New York Times
Egypt’s President Could Win a Trip to Space, Whether He Wants One or Not
February 22, 2013ROBERT MACKEY and LIAM STACK
A group of Egyptian activists who reluctantly endorsed Mohamed Morsi in last year’s
presidential election, and have been bitterly disappointed by his performance
in office, are again urging their fellow citizens to cast a vote for him. This
time, however, a victory for Mr. Morsi would send him not to the presidential
palace, but into space.
The scheme, unveiled Thursday by
members of the April 6 Youth Movement, is to garner enough support in an online
competition to win Mr. Morsi a trip to space sponsored by the deodorant company
Axe. According to a description of the plan on the group’s Facebook
page, it is a “popular campaign to send Morsi behind the sun,” which is a play
on an Arabic expression that means “to make someone disappear.”
In support of the effort, the
activists provided a link to the Axe Apollo Space Academy site and wrote, “We
made an account for President Morsi on this Web site and it he gets your vote
he will travel to the moon and govern them there.” By Friday, the update had
attracted more than 450,000 Facebook likes and generated enough votes to propel
Mr. Morsi to the top of the contest’s leader board.
In an update on Friday evening, the April 6
activists urged their 449,000 Twitter followers: “Vote now and don’t delay!

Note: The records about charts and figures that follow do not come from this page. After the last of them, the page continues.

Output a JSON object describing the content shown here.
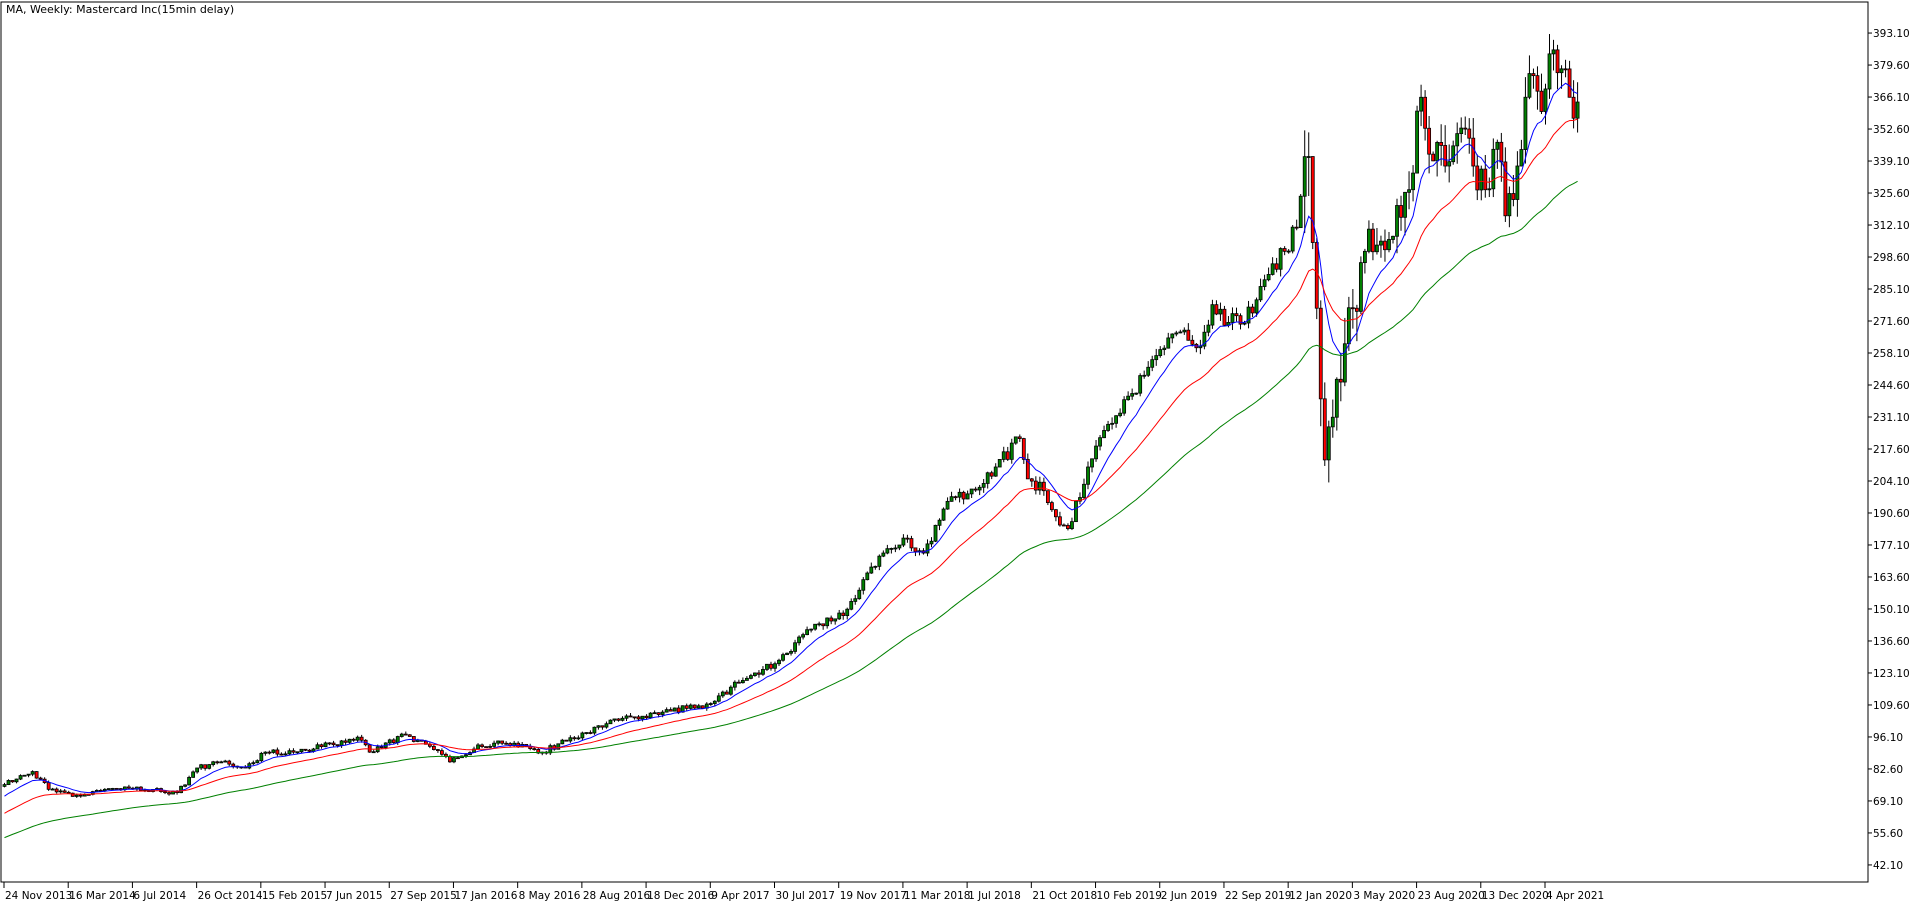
{
  "header": {
    "title": "MA, Weekly:  Mastercard Inc(15min delay)"
  },
  "colors": {
    "background": "#ffffff",
    "bull_body": "#008000",
    "bear_body": "#ff0000",
    "wick": "#000000",
    "ma_fast": "#0000ff",
    "ma_mid": "#ff0000",
    "ma_slow": "#008000"
  },
  "chart_data": {
    "type": "candlestick",
    "symbol": "MA",
    "timeframe": "Weekly",
    "ylim": [
      34.9,
      406.2
    ],
    "grid": false,
    "y_ticks": [
      "393.10",
      "379.60",
      "366.10",
      "352.60",
      "339.10",
      "325.60",
      "312.10",
      "298.60",
      "285.10",
      "271.60",
      "258.10",
      "244.60",
      "231.10",
      "217.60",
      "204.10",
      "190.60",
      "177.10",
      "163.60",
      "150.10",
      "136.60",
      "123.10",
      "109.60",
      "96.10",
      "82.60",
      "69.10",
      "55.60",
      "42.10"
    ],
    "x_ticks": [
      "24 Nov 2013",
      "16 Mar 2014",
      "6 Jul 2014",
      "26 Oct 2014",
      "15 Feb 2015",
      "7 Jun 2015",
      "27 Sep 2015",
      "17 Jan 2016",
      "8 May 2016",
      "28 Aug 2016",
      "18 Dec 2016",
      "9 Apr 2017",
      "30 Jul 2017",
      "19 Nov 2017",
      "11 Mar 2018",
      "1 Jul 2018",
      "21 Oct 2018",
      "10 Feb 2019",
      "2 Jun 2019",
      "22 Sep 2019",
      "12 Jan 2020",
      "3 May 2020",
      "23 Aug 2020",
      "13 Dec 2020",
      "4 Apr 2021"
    ],
    "x_tick_interval_weeks": 16,
    "first_bar": "2013-11-24",
    "last_bar": "2021-05-30",
    "weekly_close_approx": [
      [
        "2013-11-24",
        76
      ],
      [
        "2014-01-12",
        81.5
      ],
      [
        "2014-02-09",
        74
      ],
      [
        "2014-03-23",
        71
      ],
      [
        "2014-06-22",
        75
      ],
      [
        "2014-09-21",
        72.6
      ],
      [
        "2014-10-26",
        83
      ],
      [
        "2014-12-07",
        85.6
      ],
      [
        "2015-01-18",
        83
      ],
      [
        "2015-02-22",
        89.7
      ],
      [
        "2015-04-12",
        89.7
      ],
      [
        "2015-05-31",
        92
      ],
      [
        "2015-08-02",
        96
      ],
      [
        "2015-08-23",
        89.7
      ],
      [
        "2015-10-25",
        97
      ],
      [
        "2015-11-29",
        93
      ],
      [
        "2016-01-10",
        85.6
      ],
      [
        "2016-02-21",
        91
      ],
      [
        "2016-04-03",
        94.4
      ],
      [
        "2016-06-19",
        89.7
      ],
      [
        "2016-07-31",
        94.4
      ],
      [
        "2016-10-23",
        103.7
      ],
      [
        "2016-12-04",
        103.7
      ],
      [
        "2017-01-29",
        107
      ],
      [
        "2017-04-02",
        110
      ],
      [
        "2017-05-28",
        119
      ],
      [
        "2017-07-30",
        127
      ],
      [
        "2017-10-01",
        141.6
      ],
      [
        "2017-12-03",
        150
      ],
      [
        "2017-12-24",
        158
      ],
      [
        "2018-02-04",
        173.7
      ],
      [
        "2018-03-11",
        180
      ],
      [
        "2018-04-15",
        173.7
      ],
      [
        "2018-05-27",
        195.5
      ],
      [
        "2018-07-08",
        200.7
      ],
      [
        "2018-08-19",
        210
      ],
      [
        "2018-09-30",
        222
      ],
      [
        "2018-10-14",
        205
      ],
      [
        "2018-11-11",
        200
      ],
      [
        "2018-12-02",
        189
      ],
      [
        "2018-12-23",
        184
      ],
      [
        "2019-01-27",
        210
      ],
      [
        "2019-03-03",
        228
      ],
      [
        "2019-04-14",
        241
      ],
      [
        "2019-05-26",
        257
      ],
      [
        "2019-07-07",
        267
      ],
      [
        "2019-08-11",
        261
      ],
      [
        "2019-09-01",
        278.5
      ],
      [
        "2019-09-29",
        271
      ],
      [
        "2019-11-10",
        275
      ],
      [
        "2019-12-01",
        289
      ],
      [
        "2020-01-05",
        301
      ],
      [
        "2020-01-26",
        311
      ],
      [
        "2020-02-16",
        341
      ],
      [
        "2020-03-01",
        277
      ],
      [
        "2020-03-15",
        213
      ],
      [
        "2020-03-29",
        231
      ],
      [
        "2020-04-19",
        262
      ],
      [
        "2020-05-03",
        277
      ],
      [
        "2020-05-24",
        301
      ],
      [
        "2020-07-05",
        306
      ],
      [
        "2020-08-09",
        327
      ],
      [
        "2020-08-30",
        366
      ],
      [
        "2020-09-13",
        342
      ],
      [
        "2020-10-11",
        337
      ],
      [
        "2020-11-08",
        353
      ],
      [
        "2020-11-29",
        337
      ],
      [
        "2020-12-20",
        327
      ],
      [
        "2021-01-10",
        347
      ],
      [
        "2021-01-24",
        316
      ],
      [
        "2021-02-14",
        337
      ],
      [
        "2021-03-07",
        376
      ],
      [
        "2021-03-28",
        360
      ],
      [
        "2021-04-18",
        386
      ],
      [
        "2021-05-02",
        378
      ],
      [
        "2021-05-16",
        366
      ],
      [
        "2021-05-30",
        364
      ]
    ],
    "moving_averages": [
      {
        "color": "#0000ff",
        "start_value": 70
      },
      {
        "color": "#ff0000",
        "start_value": 63
      },
      {
        "color": "#008000",
        "start_value": 53
      }
    ]
  }
}
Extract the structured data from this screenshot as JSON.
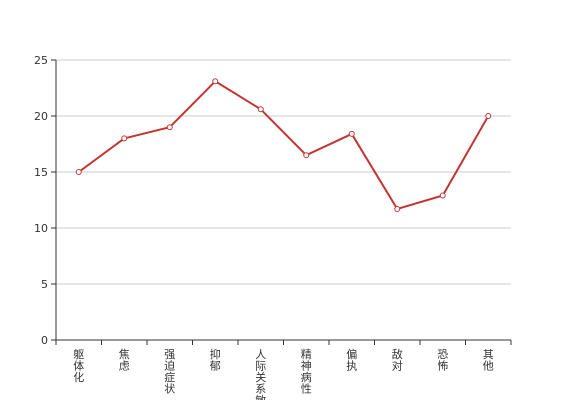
{
  "chart_data": {
    "type": "line",
    "categories": [
      "躯体化",
      "焦虑",
      "强迫症状",
      "抑郁",
      "人际关系敏感",
      "精神病性",
      "偏执",
      "敌对",
      "恐怖",
      "其他"
    ],
    "series": [
      {
        "values": [
          15.0,
          18.0,
          19.0,
          23.1,
          20.6,
          16.5,
          18.4,
          11.7,
          12.9,
          20.0
        ]
      }
    ],
    "y_ticks": [
      "0",
      "5",
      "10",
      "15",
      "20",
      "25"
    ],
    "ylim": [
      0,
      25
    ],
    "grid": true,
    "legend": "none",
    "colors": {
      "line": "#c23531",
      "grid": "#cccccc",
      "axis": "#333333"
    }
  }
}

Morsi needs 1,400 votes to go into first place in the contest. #SendMorsiToTheMoon”
Two hours later, the Cairo blogger
Mahmoud Salem, who writes as Sandmonkey, exulted over the news that Mr. Morsi
was winning the contest.
Strangely, a YouTube video
explaining the contest makes no mention at all of whether contestants who win
the online ballot could be compelled to complete the rigorous preflight
training in Orlando, Fla., and the journey into space. Unlike Iran’s president, Mahmoud Ahmadinejad, Mr.
Morsi has not asked to be sent into space recently, but late last year he did express a fondness for the 1960s science-fiction
fantasy “Planet of the Apes,” which is about the misadventures of an American
astronaut.
As the English-language news site Ahram Online explained, the activists described a
trip to space as a fitting way to get rid of Mr. Morsi since his supporters once claimed that he had worked
for NASA while studying engineering at the University of Southern California.
Mr. Morsi himself said in a recent television interview that he was never
employed by the American space agency and had never claimed otherwise.
Last month, however, as the Lebanese
newspaper Al Akhbar reported, footage of Mr. Morsi making
just such a claim was discovered and broadcast on another Egyptian television
channel. According to a recording of that program posted online with English subtitles by the Middle East Media
Research Institute, or MEMRI— an Arabic media watchdog founded by a former Israeli intelligence officer
— Mr. Morsi was caught on video saying that he had worked “as a consultant for
NASA, in the field of spaceship engines.”